Dans Bloodsport, on peut s’étonner qu’un tournoi tel que le Kumité – qui n’a jamais fait la une de la presse alors que les gens parlent énormément bien avant l’apparition des réseaux sociaux – s’organise à Hong Kong. Existait à l’époque britannique une enclave : la citadelle de Kowloon (ou Kowloon Walled City). D’une superficie de 0,026 km² et peuplé de 50 000 habitants vivant dans des bâtiments surélevés aux rues labyrinthiques, ce territoire rempli de maisons closes, de fumeries d’opium et d’autres lieux interlopes, ne dépendait ni des autorités de Hong Kong, ni de la République populaire de Chine et encore moins de la République de Chine (Taïwan). Les Triades occupaient ce domaine restreint, sujet d’opérations policières coup–de-poing ponctuelles. Ce territoire disparaît en 1993, quatre ans avant la rétrocession officielle à Pékin.
Plaisant à voir parce qu’il ne cherche pas à déclencher une tempête cérébrale chez le spectateur, Bloodsport tranche aussi avec les productions habituelles de Cannon très versées dans le militarisme et l’exaltation d’un super-patriotisme tantôt yankee, tantôt israélien. Au-delà des quelques observations non conventionnelles désormais mises en lumière, il continue à se regarder avec un vrai plaisir.
GF-T
Notes
1 : Jean-Michel Valantin, Hollywood, le Pentagone et Washington. Les trois acteurs d'une stratégie globale, Autrement, 2003.

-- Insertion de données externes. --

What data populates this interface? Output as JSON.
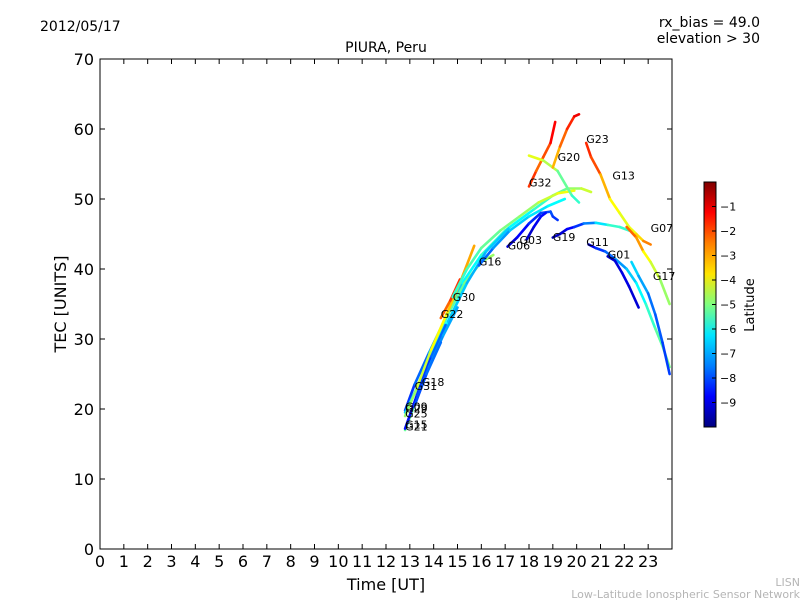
{
  "header": {
    "date": "2012/05/17",
    "rx_bias": "rx_bias = 49.0",
    "elevation": "elevation > 30"
  },
  "watermark": {
    "line1": "LISN",
    "line2": "Low-Latitude Ionospheric Sensor Network"
  },
  "chart_data": {
    "type": "scatter",
    "title": "PIURA, Peru",
    "xlabel": "Time [UT]",
    "ylabel": "TEC [UNITS]",
    "xlim": [
      0,
      24
    ],
    "ylim": [
      0,
      70
    ],
    "xticks": [
      "0",
      "1",
      "2",
      "3",
      "4",
      "5",
      "6",
      "7",
      "8",
      "9",
      "10",
      "11",
      "12",
      "13",
      "14",
      "15",
      "16",
      "17",
      "18",
      "19",
      "20",
      "21",
      "22",
      "23"
    ],
    "yticks": [
      "0",
      "10",
      "20",
      "30",
      "40",
      "50",
      "60",
      "70"
    ],
    "grid": false,
    "colorbar": {
      "label": "Latitude",
      "range": [
        -10,
        0
      ],
      "ticks": [
        "-1",
        "-2",
        "-3",
        "-4",
        "-5",
        "-6",
        "-7",
        "-8",
        "-9"
      ],
      "colormap": "jet"
    },
    "series": [
      {
        "name": "G09",
        "points": [
          [
            12.8,
            19.8,
            -8.5
          ],
          [
            13.2,
            23.5,
            -8.0
          ],
          [
            13.8,
            28,
            -7.5
          ],
          [
            14.5,
            33,
            -7.0
          ],
          [
            15.2,
            38,
            -6.5
          ],
          [
            16,
            42,
            -6.0
          ],
          [
            17,
            45.5,
            -5.5
          ],
          [
            18,
            48,
            -5.5
          ]
        ]
      },
      {
        "name": "G29",
        "points": [
          [
            12.8,
            19.5,
            -7.0
          ],
          [
            13.3,
            23,
            -6.5
          ],
          [
            13.9,
            28,
            -6.0
          ],
          [
            14.6,
            33.5,
            -5.5
          ],
          [
            15.3,
            38,
            -5.0
          ],
          [
            16,
            41,
            -5.0
          ],
          [
            16.5,
            42,
            -4.5
          ]
        ]
      },
      {
        "name": "G25",
        "points": [
          [
            12.8,
            19,
            -5.0
          ],
          [
            13.3,
            23,
            -4.5
          ],
          [
            13.9,
            28.5,
            -4.0
          ],
          [
            14.6,
            34,
            -3.5
          ],
          [
            15.1,
            38,
            -3.0
          ],
          [
            15.7,
            43.3,
            -2.8
          ]
        ]
      },
      {
        "name": "G21",
        "points": [
          [
            12.8,
            17,
            -5.0
          ],
          [
            13.3,
            21.5,
            -5.5
          ],
          [
            13.9,
            27,
            -6.0
          ],
          [
            14.6,
            32.5,
            -6.5
          ],
          [
            15.4,
            38,
            -7.0
          ],
          [
            16.2,
            42.5,
            -7.0
          ],
          [
            17.2,
            46,
            -6.5
          ],
          [
            18.2,
            48.5,
            -6.0
          ],
          [
            19,
            50.5,
            -5.5
          ],
          [
            19.6,
            51.5,
            -5.0
          ],
          [
            20.2,
            51.5,
            -4.5
          ],
          [
            20.6,
            51,
            -4.0
          ]
        ]
      },
      {
        "name": "G15",
        "points": [
          [
            12.8,
            17.2,
            -8.8
          ],
          [
            13.3,
            22,
            -8.5
          ],
          [
            13.9,
            27.5,
            -8.0
          ],
          [
            14.5,
            32,
            -7.5
          ]
        ]
      },
      {
        "name": "G18",
        "points": [
          [
            13.3,
            21.5,
            -8.0
          ],
          [
            13.8,
            26,
            -7.5
          ],
          [
            14.4,
            30.5,
            -7.2
          ],
          [
            15,
            34.5,
            -7.0
          ]
        ]
      },
      {
        "name": "G31",
        "points": [
          [
            13.2,
            20.5,
            -8.2
          ],
          [
            13.7,
            25,
            -7.8
          ],
          [
            14.3,
            29.5,
            -7.5
          ]
        ]
      },
      {
        "name": "G22",
        "points": [
          [
            14.3,
            33,
            -2.5
          ],
          [
            14.7,
            35.5,
            -2.0
          ],
          [
            15.1,
            38.5,
            -1.5
          ]
        ]
      },
      {
        "name": "G30",
        "points": [
          [
            14.8,
            36,
            -6.0
          ],
          [
            15.4,
            40,
            -5.5
          ],
          [
            16,
            43,
            -5.5
          ],
          [
            16.8,
            45.5,
            -5.0
          ],
          [
            17.6,
            47.5,
            -5.0
          ],
          [
            18.4,
            49.5,
            -4.5
          ],
          [
            19.2,
            50.8,
            -4.0
          ],
          [
            19.9,
            51.2,
            -3.8
          ]
        ]
      },
      {
        "name": "G16",
        "points": [
          [
            15.9,
            40.5,
            -8.0
          ],
          [
            16.5,
            43,
            -7.5
          ],
          [
            17.2,
            45.5,
            -7.0
          ],
          [
            18,
            47.5,
            -6.5
          ],
          [
            18.8,
            49,
            -6.5
          ],
          [
            19.5,
            50,
            -6.0
          ]
        ]
      },
      {
        "name": "G06",
        "points": [
          [
            17.1,
            43.2,
            -9.3
          ],
          [
            17.5,
            44.5,
            -9.0
          ],
          [
            18,
            46.5,
            -8.5
          ],
          [
            18.5,
            48,
            -8.2
          ],
          [
            18.9,
            48.2,
            -8.0
          ],
          [
            19,
            47.5,
            -8.0
          ],
          [
            19.2,
            47,
            -8.5
          ]
        ]
      },
      {
        "name": "G03",
        "points": [
          [
            17.9,
            44.2,
            -9.5
          ],
          [
            18.2,
            46,
            -9.0
          ],
          [
            18.5,
            47.5,
            -8.8
          ],
          [
            18.7,
            48,
            -8.5
          ]
        ]
      },
      {
        "name": "G32",
        "points": [
          [
            18,
            51.8,
            -1.5
          ],
          [
            18.3,
            54,
            -2.0
          ],
          [
            18.6,
            56,
            -2.5
          ],
          [
            18.9,
            58,
            -1.5
          ],
          [
            19.1,
            61,
            -1.0
          ]
        ]
      },
      {
        "name": "G20",
        "points": [
          [
            18,
            56.2,
            -4.0
          ],
          [
            18.6,
            55.5,
            -4.0
          ],
          [
            19.2,
            54,
            -5.0
          ],
          [
            19.8,
            50.5,
            -5.5
          ],
          [
            20.1,
            49.5,
            -6.0
          ]
        ]
      },
      {
        "name": "G23",
        "points": [
          [
            19,
            54.5,
            -3.5
          ],
          [
            19.3,
            57.5,
            -2.5
          ],
          [
            19.6,
            60,
            -2.0
          ],
          [
            19.9,
            61.8,
            -1.2
          ],
          [
            20.1,
            62.1,
            -1.0
          ]
        ]
      },
      {
        "name": "G19",
        "points": [
          [
            19,
            44.5,
            -9.5
          ],
          [
            19.3,
            45,
            -9.2
          ],
          [
            19.6,
            45.7,
            -9.0
          ],
          [
            19.9,
            46,
            -8.5
          ],
          [
            20.3,
            46.5,
            -8.0
          ],
          [
            20.8,
            46.6,
            -7.0
          ],
          [
            21.3,
            46.3,
            -6.0
          ],
          [
            21.8,
            46,
            -5.5
          ],
          [
            22.2,
            45.5,
            -6.0
          ]
        ]
      },
      {
        "name": "G11",
        "points": [
          [
            20.5,
            43.5,
            -9.5
          ],
          [
            20.8,
            43,
            -8.5
          ],
          [
            21.2,
            42.5,
            -8.0
          ],
          [
            21.6,
            41.5,
            -7.5
          ],
          [
            22.1,
            40,
            -7.0
          ],
          [
            22.5,
            38,
            -6.5
          ],
          [
            22.9,
            35,
            -6.0
          ],
          [
            23.3,
            31.5,
            -5.5
          ],
          [
            23.6,
            29,
            -5.2
          ],
          [
            23.9,
            26,
            -5.0
          ]
        ]
      },
      {
        "name": "G13",
        "points": [
          [
            20.4,
            58,
            -1.8
          ],
          [
            20.6,
            56,
            -1.5
          ],
          [
            21,
            53.5,
            -2.5
          ],
          [
            21.4,
            50,
            -3.5
          ],
          [
            21.8,
            48,
            -4.0
          ],
          [
            22.2,
            46,
            -4.0
          ],
          [
            22.5,
            45,
            -3.8
          ],
          [
            22.8,
            44,
            -3.0
          ],
          [
            23.1,
            43.5,
            -2.0
          ]
        ]
      },
      {
        "name": "G01",
        "points": [
          [
            21.3,
            41.8,
            -9.5
          ],
          [
            21.6,
            41.2,
            -9.2
          ],
          [
            21.9,
            39.5,
            -9.0
          ],
          [
            22.2,
            37.5,
            -9.0
          ],
          [
            22.6,
            34.5,
            -9.3
          ]
        ]
      },
      {
        "name": "G07",
        "points": [
          [
            22.1,
            46,
            -2.5
          ],
          [
            22.5,
            44.5,
            -2.0
          ],
          [
            22.8,
            42.5,
            -3.5
          ],
          [
            23.1,
            41,
            -4.0
          ],
          [
            23.5,
            38.5,
            -4.5
          ],
          [
            23.9,
            35,
            -5.0
          ]
        ]
      },
      {
        "name": "G17",
        "points": [
          [
            22.3,
            41,
            -6.5
          ],
          [
            22.6,
            39,
            -6.8
          ],
          [
            23,
            36.5,
            -7.5
          ],
          [
            23.3,
            33.5,
            -7.8
          ],
          [
            23.6,
            29.5,
            -8.0
          ],
          [
            23.9,
            25,
            -8.3
          ]
        ]
      }
    ],
    "prn_labels": [
      {
        "text": "G09",
        "x": 12.8,
        "y": 19.8
      },
      {
        "text": "G29",
        "x": 12.8,
        "y": 19.5
      },
      {
        "text": "G25",
        "x": 12.8,
        "y": 18.8
      },
      {
        "text": "G21",
        "x": 12.8,
        "y": 16.9
      },
      {
        "text": "G15",
        "x": 12.8,
        "y": 17.2
      },
      {
        "text": "G18",
        "x": 13.5,
        "y": 23.3
      },
      {
        "text": "G31",
        "x": 13.2,
        "y": 22.7
      },
      {
        "text": "G22",
        "x": 14.3,
        "y": 33.0
      },
      {
        "text": "G30",
        "x": 14.8,
        "y": 35.4
      },
      {
        "text": "G16",
        "x": 15.9,
        "y": 40.5
      },
      {
        "text": "G06",
        "x": 17.1,
        "y": 42.8
      },
      {
        "text": "G03",
        "x": 17.6,
        "y": 43.6
      },
      {
        "text": "G32",
        "x": 18.0,
        "y": 51.8
      },
      {
        "text": "G20",
        "x": 19.2,
        "y": 55.4
      },
      {
        "text": "G23",
        "x": 20.4,
        "y": 58.0
      },
      {
        "text": "G19",
        "x": 19.0,
        "y": 44.0
      },
      {
        "text": "G11",
        "x": 20.4,
        "y": 43.3
      },
      {
        "text": "G13",
        "x": 21.5,
        "y": 52.8
      },
      {
        "text": "G01",
        "x": 21.3,
        "y": 41.5
      },
      {
        "text": "G07",
        "x": 23.1,
        "y": 45.3
      },
      {
        "text": "G17",
        "x": 23.2,
        "y": 38.4
      }
    ]
  }
}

2 : En 1999, Forest Whitaker incarne le rôle-titre, un tueur à gage qui règle sa vie sur les principes de l’Hagakuré, le code d’honneur des samouraïs, dans Ghost Dog. La Voie du Samouraï de Jim Jarmusch.
3 : Méconnus dans la décennie 1980, le systema russe et le krav-maga israélien y sont absents.

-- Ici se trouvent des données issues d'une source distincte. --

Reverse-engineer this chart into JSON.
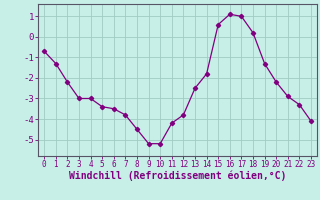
{
  "x": [
    0,
    1,
    2,
    3,
    4,
    5,
    6,
    7,
    8,
    9,
    10,
    11,
    12,
    13,
    14,
    15,
    16,
    17,
    18,
    19,
    20,
    21,
    22,
    23
  ],
  "y": [
    -0.7,
    -1.3,
    -2.2,
    -3.0,
    -3.0,
    -3.4,
    -3.5,
    -3.8,
    -4.5,
    -5.2,
    -5.2,
    -4.2,
    -3.8,
    -2.5,
    -1.8,
    0.6,
    1.1,
    1.0,
    0.2,
    -1.3,
    -2.2,
    -2.9,
    -3.3,
    -4.1
  ],
  "line_color": "#800080",
  "marker": "D",
  "marker_size": 2.2,
  "bg_color": "#c8eee8",
  "grid_color": "#a0ccc4",
  "xlabel": "Windchill (Refroidissement éolien,°C)",
  "xlim": [
    -0.5,
    23.5
  ],
  "ylim": [
    -5.8,
    1.6
  ],
  "yticks": [
    -5,
    -4,
    -3,
    -2,
    -1,
    0,
    1
  ],
  "xticks": [
    0,
    1,
    2,
    3,
    4,
    5,
    6,
    7,
    8,
    9,
    10,
    11,
    12,
    13,
    14,
    15,
    16,
    17,
    18,
    19,
    20,
    21,
    22,
    23
  ],
  "spine_color": "#555566",
  "tick_color": "#800080",
  "label_color": "#800080",
  "xlabel_fontsize": 7.0,
  "ytick_fontsize": 6.5,
  "xtick_fontsize": 5.5
}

4 : Dont l’histoire est adaptée et retravaillée dans le film d’Edward Zwick, Le Dernier Samouraï (2003) avec, dans le rôle principal, le capitaine Nathan Algren alias Tom Cruise. En réalité, c’est un officier français, Jules Brunet (1838 - 1911), qui se rallia et conseilla un temps les rebelles.
5 : Record du KO le plus rapide en 3,2 secondes, record du KO par coup de poing le plus rapide, record du coup de pied le plus rapide et record de victoires par 56 KO consécutifs.
6 : Frank Dux, The Secret Man. An American Warrior’s Uncensored Story, ReganBook, 1996.